T-cells

Expression of cutaneous lymphocyte-associated antigen by CD8+ T cells specific for a skin-tropic virus.Koelle, D. M. et al. J. Clin. Invest. 110, 537–548 (2002)

In this study, the trafficking of antigen-specific CD8+ T cells to the skin was investigated. Herpes simplex virus type 2 (HSV2) causes periodic lytic infection of the skin and genital mucosa. Cutaneous lymphocyte-associated antigen (CLA) is a carbohydrate moiety that decorates P-selectin glycoprotein ligand-1 on T cells. A CLA-like molecule can bind E-selectin, an adhesion molecule that is expressed by endothelial cells in inflamed skin and mucosa, leading to the rolling and adhesion of CLA-expressing cells on the vascular endothelium. Koelle et al. investigated the role of this CLA–E-selectin interaction in the trafficking of HSV2-specific T cells to the skin in vivo. This is the first report of the expression of tissue-homing molecules on virus-specific CD8+ T cells.

Vaccines

A pantothenate auxotroph of Mycobacterium tuberculosis is highly attenuated and protects mice against tuberculosis.Sambandamurthy, V. K. et al. Nature Med. 9 September 2002 (DOI 10.1038/nm765)
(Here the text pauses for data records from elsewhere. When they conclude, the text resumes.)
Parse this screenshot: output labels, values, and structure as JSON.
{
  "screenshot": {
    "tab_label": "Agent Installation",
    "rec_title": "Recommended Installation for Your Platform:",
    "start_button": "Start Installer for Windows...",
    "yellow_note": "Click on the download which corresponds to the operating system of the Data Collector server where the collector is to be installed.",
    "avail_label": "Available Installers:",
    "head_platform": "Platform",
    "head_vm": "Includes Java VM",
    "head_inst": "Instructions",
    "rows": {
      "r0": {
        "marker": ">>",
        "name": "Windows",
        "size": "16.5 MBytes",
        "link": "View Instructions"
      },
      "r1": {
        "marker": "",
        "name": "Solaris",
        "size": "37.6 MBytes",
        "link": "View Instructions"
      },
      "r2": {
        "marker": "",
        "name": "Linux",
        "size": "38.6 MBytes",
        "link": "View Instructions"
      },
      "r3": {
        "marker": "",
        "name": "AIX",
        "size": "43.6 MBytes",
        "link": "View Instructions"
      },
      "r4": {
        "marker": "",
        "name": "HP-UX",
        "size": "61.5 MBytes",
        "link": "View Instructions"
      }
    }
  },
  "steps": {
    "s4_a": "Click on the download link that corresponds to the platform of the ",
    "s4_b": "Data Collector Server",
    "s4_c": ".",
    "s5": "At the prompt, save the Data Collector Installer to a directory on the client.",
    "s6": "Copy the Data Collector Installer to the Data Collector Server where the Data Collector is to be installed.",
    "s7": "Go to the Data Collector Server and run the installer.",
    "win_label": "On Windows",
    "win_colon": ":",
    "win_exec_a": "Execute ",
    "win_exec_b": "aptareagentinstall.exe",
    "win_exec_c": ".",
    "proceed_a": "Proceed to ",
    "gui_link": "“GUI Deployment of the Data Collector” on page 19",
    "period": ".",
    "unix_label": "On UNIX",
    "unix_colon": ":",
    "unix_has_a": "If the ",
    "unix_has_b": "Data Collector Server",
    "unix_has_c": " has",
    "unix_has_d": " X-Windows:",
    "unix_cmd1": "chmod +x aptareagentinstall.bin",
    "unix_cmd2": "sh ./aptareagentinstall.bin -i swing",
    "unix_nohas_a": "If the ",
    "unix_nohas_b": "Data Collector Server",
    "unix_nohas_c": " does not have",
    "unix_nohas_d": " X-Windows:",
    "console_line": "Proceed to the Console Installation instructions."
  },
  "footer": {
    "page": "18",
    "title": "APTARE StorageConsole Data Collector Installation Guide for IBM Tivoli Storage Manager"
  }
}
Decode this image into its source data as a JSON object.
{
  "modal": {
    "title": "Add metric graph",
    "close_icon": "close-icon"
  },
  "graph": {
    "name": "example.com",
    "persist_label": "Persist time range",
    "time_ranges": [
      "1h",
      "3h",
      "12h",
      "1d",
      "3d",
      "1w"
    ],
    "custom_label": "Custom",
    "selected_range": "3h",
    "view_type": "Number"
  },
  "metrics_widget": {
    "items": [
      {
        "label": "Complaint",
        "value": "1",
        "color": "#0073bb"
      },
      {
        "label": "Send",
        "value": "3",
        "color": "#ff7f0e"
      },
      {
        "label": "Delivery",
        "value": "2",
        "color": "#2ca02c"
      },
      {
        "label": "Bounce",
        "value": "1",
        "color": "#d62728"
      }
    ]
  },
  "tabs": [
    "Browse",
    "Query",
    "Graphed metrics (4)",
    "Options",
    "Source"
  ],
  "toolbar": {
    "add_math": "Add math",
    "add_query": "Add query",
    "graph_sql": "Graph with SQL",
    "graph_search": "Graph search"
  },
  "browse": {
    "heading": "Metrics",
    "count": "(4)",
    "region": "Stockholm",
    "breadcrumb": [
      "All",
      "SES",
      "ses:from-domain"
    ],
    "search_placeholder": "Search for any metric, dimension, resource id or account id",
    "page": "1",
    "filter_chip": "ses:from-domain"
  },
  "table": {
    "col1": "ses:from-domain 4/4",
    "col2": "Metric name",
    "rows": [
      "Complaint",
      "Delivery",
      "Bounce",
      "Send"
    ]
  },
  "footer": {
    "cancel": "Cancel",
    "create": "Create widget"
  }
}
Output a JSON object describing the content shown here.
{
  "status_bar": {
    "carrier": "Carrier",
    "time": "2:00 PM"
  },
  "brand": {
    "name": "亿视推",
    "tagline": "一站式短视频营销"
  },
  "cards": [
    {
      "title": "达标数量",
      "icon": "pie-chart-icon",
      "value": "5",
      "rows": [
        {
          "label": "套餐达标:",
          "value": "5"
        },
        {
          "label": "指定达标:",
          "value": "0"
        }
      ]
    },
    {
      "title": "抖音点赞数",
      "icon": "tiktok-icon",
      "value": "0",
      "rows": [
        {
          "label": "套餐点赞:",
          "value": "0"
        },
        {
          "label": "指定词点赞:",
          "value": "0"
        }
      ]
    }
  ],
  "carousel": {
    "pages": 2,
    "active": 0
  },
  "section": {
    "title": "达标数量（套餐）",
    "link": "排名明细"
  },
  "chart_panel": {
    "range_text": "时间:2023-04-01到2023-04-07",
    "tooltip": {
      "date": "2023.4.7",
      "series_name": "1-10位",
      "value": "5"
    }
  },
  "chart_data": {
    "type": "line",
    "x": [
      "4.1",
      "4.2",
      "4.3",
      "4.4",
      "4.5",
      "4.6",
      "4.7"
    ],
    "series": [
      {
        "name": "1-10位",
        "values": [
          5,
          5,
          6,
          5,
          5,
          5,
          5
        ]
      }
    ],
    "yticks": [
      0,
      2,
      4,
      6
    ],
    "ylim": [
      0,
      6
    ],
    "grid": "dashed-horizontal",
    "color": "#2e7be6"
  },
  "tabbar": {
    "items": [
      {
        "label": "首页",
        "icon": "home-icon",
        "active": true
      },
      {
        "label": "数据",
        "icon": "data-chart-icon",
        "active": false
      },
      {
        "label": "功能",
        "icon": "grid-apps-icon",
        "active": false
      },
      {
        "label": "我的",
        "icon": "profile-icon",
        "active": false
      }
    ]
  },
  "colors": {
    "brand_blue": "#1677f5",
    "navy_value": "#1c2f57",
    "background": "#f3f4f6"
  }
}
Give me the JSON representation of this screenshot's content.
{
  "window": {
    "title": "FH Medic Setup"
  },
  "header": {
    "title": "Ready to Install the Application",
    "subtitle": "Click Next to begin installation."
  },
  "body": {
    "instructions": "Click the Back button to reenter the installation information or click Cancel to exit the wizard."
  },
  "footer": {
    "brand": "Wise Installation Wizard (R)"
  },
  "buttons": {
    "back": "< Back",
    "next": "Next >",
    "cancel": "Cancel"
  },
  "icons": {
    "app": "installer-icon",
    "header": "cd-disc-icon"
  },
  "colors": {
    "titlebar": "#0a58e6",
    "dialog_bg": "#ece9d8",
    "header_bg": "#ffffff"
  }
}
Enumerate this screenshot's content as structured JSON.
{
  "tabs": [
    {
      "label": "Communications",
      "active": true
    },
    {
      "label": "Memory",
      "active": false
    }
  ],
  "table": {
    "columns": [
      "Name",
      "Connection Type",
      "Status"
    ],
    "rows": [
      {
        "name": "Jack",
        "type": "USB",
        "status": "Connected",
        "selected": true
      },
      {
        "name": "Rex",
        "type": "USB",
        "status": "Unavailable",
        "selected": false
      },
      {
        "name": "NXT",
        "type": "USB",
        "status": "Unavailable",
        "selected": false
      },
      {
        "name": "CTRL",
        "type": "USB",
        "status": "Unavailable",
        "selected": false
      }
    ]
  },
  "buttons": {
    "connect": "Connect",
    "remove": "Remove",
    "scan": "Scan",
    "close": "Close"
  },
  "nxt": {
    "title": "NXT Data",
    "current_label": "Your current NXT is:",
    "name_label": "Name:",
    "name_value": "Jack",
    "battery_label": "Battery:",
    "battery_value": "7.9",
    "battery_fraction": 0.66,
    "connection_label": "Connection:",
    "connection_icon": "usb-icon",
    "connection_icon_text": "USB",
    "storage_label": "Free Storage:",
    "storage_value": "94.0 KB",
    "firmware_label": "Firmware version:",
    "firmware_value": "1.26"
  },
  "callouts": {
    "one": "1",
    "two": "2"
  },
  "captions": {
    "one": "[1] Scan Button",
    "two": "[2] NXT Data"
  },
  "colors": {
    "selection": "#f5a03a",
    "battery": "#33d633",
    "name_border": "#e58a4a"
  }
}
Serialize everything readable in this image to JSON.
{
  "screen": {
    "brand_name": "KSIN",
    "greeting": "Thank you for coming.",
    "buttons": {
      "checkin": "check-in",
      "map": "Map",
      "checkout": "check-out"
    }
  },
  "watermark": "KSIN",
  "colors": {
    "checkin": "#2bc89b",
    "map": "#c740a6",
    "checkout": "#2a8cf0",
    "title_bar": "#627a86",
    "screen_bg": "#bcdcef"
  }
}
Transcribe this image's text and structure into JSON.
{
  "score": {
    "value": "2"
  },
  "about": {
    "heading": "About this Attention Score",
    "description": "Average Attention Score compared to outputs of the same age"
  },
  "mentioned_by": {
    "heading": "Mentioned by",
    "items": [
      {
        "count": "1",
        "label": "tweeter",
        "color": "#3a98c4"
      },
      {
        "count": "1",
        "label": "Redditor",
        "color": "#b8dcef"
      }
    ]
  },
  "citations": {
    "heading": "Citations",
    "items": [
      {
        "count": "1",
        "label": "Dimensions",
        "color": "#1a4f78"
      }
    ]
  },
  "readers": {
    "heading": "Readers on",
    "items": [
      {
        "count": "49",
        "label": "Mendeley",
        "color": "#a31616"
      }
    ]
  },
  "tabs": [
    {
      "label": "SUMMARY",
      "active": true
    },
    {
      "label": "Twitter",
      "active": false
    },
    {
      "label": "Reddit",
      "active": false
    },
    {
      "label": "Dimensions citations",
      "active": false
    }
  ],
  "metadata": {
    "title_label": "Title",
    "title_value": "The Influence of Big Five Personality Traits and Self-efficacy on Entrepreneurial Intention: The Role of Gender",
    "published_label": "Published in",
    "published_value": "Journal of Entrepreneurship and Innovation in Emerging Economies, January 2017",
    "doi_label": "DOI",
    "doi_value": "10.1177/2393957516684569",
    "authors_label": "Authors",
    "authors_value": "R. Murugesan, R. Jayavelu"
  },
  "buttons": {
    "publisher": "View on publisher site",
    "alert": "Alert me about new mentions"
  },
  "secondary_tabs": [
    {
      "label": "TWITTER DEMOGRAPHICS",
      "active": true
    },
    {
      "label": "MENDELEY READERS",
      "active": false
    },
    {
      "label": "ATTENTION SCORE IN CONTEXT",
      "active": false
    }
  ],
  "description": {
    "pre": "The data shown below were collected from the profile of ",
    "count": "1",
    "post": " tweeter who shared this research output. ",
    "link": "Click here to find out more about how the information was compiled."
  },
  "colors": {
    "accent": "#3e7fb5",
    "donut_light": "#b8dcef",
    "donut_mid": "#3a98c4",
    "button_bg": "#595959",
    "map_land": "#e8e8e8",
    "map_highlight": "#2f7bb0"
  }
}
The global incidence of tuberculosis is increasing, and although attenuated vaccines exist, there is a great need for improved vaccines. Here, Sambandamurthy et al. describe the development of an attenuated Mycobacterium tuberculosis vaccine. This candidate vaccine is an auxotrophic mutant of M. tuberculosis that cannot synthesize pantothenic acid (vitamin B5). Attenuation was assessed by infection of immunocompromised mice; mice infected with the pantothenate mutant survived longer than mice that were infected with either Mycobacterium bovis bacillus Calmette-Guerin (BCG) or virulent M. tuberculosis. Importantly, subcutaneous injection of the pantothenate mutant protected mice against challenge with virulent M. tuberculosis. These results indicate that this attenuated, persisting form of M. tuberculosis is a possible vaccine candidate for further development.

Viral immunity

Critical role for STAT4 activation by type 1 interferons in the interferon-γ response to viral infection.Nguyen, K. B. et al. Science 297, 2063–2066 (2002)

Type I (IFN-α and -β) and type II (IFN-γ) interferons are crucial for innate immunity and they have antiviral properties. The immunoregulatory functions of type I IFNs, particularly their ability to regulate IFN-γ production, are not well understood. Here, Nguyen et al. investigate this, and show that during viral infections in mice, type I IFNs activate signal transducer and activator of transcription 4 (STAT4) directly, which then binds to the proximal IFN-γ promoter, resulting in the increased production of IFN-γ.